En un plano estratégico superior, Corvett, al igual que su colega terrestre, Carl von Clausewitz, reconoce la supremacía de la Política por sobre la Estrategia. Al respecto, especifica que está última debe estar diseñada para proteger los intereses nacionales. Los que pueden ser bien servidos, tanto por un sistema de alianzas adecuado como por consideraciones económicas, financieras y tecnológicas, a la par de militares y navales.

Dejando las teorías de lado y yendo a lo concreto, retomamos sosteniendo que nuestros intereses nacionales en relación con el poder naval hoy giran en torno a los siguientes ejes:

1ro. La necesidad de proteger nuestro extenso litoral marítimo, especialmente, de la pesca ilegal.

2do. La exigencia de controlar nuestras vías de navegación interior, hoy, intensamente usadas por el narcotráfico y el contrabando.

3ro. La posibilidad de encarecer, de alguna forma, la presencia de la potencia extranjera ocupante de nuestras Islas Malvinas y demás dependencias del Atlántico Sur.

4to.
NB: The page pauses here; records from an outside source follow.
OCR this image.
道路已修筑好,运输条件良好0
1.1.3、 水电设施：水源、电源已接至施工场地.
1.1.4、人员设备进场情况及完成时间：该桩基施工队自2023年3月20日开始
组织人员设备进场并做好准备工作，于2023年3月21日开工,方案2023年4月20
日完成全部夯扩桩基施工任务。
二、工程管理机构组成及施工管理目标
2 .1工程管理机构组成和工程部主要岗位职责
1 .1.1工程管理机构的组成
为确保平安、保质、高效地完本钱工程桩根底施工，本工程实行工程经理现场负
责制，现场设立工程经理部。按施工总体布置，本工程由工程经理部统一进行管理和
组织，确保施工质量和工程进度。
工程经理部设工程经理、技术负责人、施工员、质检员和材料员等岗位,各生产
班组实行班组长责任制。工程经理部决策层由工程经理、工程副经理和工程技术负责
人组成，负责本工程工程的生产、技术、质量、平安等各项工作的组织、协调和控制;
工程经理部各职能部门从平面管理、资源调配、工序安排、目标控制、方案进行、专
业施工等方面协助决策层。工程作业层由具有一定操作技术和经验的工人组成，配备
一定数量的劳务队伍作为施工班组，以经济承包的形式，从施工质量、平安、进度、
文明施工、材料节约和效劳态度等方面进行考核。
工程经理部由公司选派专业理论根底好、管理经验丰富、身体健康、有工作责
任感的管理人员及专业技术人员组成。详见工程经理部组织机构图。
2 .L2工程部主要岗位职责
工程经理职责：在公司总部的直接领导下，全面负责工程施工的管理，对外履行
Conectado con lo anterior, la necesidad de mantener nuestra presencia en un amplísimo espacio marítimo que incluya a nuestro Sector Antártico y que nos permita cumplir con las responsabilidades internacionales de búsqueda y rescate.

De la lectura de esta lista, seguramente incompleta, resaltan su complejidad y su variedad. Pues, no es lo mismo controlar la pesca ilegal que disuadir a una potencia extranjera, con los medios y la historia de la Gran Bretaña, de seguir ocupando impunemente un territorio que consideramos como propio.

Ante esta situación se impone pensar con seriedad que tipo de Armada y de Prefectura Naval necesitamos. También, de paso, que instalaciones portuarias, astilleros, mejor pueden servir a nuestros intereses nacionales.

Para bien o para mal, nos encontramos con una Armada y una Prefectura Naval obsoletas que demandan una urgente modernización. Algo, que bien considerado, puede ser una ventaja a la hora de tener que diseñar algo nuevo.

Les dejo esta última tarea a mis amigos navales. Mucho más capacitados que quien esto escribe para hacerlo con idoneidad y profesionalismo.